Victoria Grossack loves birds, math, Greek mythology, Jane Austen and great storytelling in many forms.


  1. I actually didn't know anything about this particular disaster, and watching it happen was absolutely devastating. An outstanding episode, very hard to watch.

  2. Before the episode, I assumed Aberfan was the site of a coal mine collapse, which is a logical deduction. When we started focusing on school kids during the episode, I grew worried and fled to Wikipedia where I was informed of what I was about to watch. How horrific. That it would hit a school?? I mean...no words. I don't know if it was intentional or not but Wilson being told during the ribbon cutting irrepressibly reminded me of Bush being told about 9/11. This episode was heartbreaking and probably the best of the season (though I really enjoyed the Margaret ones too).
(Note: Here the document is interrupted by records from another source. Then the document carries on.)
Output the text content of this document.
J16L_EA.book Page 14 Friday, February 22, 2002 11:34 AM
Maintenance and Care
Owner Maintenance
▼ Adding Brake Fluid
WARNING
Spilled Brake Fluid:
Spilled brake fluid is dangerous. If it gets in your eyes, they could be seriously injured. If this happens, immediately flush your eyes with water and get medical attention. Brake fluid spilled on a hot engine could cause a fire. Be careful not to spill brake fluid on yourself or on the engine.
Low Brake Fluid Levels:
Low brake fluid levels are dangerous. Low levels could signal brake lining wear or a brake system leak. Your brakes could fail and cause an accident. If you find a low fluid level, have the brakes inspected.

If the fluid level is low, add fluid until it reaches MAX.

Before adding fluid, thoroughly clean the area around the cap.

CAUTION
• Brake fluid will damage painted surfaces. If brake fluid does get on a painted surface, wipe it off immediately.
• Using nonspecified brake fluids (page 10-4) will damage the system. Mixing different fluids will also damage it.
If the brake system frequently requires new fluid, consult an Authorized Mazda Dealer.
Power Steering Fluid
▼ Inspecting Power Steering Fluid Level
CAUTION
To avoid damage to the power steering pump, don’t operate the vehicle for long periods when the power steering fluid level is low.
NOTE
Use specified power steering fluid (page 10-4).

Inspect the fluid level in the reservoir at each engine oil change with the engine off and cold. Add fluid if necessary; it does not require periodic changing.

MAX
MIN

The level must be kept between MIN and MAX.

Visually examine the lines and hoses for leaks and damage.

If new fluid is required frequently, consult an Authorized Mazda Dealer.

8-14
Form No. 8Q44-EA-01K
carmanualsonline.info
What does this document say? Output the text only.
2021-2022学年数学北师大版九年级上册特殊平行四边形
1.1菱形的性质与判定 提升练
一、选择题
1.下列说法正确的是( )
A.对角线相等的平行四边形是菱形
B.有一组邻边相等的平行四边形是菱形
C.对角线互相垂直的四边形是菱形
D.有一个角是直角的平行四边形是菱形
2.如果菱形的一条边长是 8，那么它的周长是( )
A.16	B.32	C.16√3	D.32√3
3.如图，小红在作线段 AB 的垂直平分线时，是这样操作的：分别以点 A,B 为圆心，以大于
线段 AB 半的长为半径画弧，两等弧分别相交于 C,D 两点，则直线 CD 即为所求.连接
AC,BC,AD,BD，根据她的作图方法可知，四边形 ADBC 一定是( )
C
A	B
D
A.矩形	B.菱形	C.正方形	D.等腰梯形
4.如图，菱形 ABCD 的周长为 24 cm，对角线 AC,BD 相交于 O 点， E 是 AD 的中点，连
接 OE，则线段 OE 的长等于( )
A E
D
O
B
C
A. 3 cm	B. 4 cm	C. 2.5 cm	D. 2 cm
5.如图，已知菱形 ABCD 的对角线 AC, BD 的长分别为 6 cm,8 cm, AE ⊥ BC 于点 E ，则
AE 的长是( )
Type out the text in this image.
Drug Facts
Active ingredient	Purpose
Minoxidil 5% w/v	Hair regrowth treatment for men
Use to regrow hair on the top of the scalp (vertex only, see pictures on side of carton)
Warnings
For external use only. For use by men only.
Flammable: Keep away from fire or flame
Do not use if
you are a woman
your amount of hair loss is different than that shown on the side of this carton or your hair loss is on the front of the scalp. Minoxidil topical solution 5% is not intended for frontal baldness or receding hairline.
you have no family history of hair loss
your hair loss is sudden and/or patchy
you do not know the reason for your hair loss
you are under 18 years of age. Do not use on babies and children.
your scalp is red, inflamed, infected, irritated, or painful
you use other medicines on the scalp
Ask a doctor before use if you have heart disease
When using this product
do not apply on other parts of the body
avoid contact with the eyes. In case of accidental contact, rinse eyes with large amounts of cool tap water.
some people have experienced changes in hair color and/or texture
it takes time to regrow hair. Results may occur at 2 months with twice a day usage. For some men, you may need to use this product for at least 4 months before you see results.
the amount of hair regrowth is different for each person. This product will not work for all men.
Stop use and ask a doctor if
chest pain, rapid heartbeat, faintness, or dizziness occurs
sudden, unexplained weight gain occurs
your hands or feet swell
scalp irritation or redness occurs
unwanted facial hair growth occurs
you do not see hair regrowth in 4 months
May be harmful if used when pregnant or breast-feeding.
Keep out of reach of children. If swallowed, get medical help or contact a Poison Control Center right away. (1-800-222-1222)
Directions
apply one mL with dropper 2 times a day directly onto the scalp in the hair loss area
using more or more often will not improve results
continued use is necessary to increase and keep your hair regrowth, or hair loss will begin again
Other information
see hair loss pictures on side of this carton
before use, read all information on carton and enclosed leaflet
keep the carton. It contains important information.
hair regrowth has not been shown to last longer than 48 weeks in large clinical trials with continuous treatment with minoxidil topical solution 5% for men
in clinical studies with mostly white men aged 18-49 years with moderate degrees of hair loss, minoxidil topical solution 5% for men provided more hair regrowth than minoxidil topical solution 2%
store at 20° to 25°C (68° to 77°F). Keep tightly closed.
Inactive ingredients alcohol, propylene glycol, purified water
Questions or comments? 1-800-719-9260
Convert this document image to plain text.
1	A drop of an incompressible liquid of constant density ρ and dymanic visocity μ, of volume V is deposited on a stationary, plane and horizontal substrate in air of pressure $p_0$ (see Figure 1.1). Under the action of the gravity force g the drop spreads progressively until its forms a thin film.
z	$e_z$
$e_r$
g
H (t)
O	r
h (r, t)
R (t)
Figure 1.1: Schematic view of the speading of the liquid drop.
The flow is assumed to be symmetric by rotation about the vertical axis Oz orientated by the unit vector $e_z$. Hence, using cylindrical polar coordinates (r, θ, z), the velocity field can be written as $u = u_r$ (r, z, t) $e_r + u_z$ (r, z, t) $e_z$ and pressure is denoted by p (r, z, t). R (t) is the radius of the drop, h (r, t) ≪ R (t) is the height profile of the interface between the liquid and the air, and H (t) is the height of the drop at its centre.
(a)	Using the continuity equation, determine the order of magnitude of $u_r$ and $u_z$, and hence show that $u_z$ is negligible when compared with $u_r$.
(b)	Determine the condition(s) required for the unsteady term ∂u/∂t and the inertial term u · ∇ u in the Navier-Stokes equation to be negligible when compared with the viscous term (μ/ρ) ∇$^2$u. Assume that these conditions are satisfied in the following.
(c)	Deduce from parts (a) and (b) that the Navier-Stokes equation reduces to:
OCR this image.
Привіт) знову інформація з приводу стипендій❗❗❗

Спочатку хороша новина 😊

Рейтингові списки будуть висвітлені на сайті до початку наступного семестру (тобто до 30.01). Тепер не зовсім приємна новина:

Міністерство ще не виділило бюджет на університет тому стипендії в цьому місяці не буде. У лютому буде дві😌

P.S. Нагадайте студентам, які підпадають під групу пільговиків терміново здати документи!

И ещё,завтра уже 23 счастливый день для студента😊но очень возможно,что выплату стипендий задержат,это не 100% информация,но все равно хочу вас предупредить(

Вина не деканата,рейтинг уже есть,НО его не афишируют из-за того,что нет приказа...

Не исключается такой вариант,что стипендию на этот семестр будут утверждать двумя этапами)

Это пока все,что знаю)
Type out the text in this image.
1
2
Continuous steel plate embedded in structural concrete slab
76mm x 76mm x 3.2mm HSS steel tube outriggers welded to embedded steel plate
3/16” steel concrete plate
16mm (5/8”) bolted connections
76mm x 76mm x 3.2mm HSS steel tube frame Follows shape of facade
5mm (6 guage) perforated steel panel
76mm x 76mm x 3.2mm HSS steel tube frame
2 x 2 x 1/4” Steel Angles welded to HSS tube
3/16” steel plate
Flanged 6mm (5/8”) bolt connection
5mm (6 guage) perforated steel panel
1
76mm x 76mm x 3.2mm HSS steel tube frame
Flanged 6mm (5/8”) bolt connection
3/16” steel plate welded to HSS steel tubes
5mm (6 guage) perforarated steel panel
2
  3. A quick (possibly spoilery) note about later in the season: we actually do see the Queen wipe away another tear in the finale...

  4. In preparation for the review, I did a little research before watching - which made the episode very, very hard to watch. I kept pausing, not just to take notes (normal for a review) but to take a break from the intensity of the emotion, and I had to force myself to continue.

  5. This was a tough one to watch. Floods of tears,

    I, too, was reminded of The Queen around Elizabeth's public reaction to a tragedy. At first, I was confused as to why she would make the same mistake twice. But as I think about it, I believe she saw the two instances as very different. One was her subjects and a lot of small children. The other was only one person, albeit her daughter-in-law. There, she saw her role as taking care of grandchildren trumping taking care of the nation.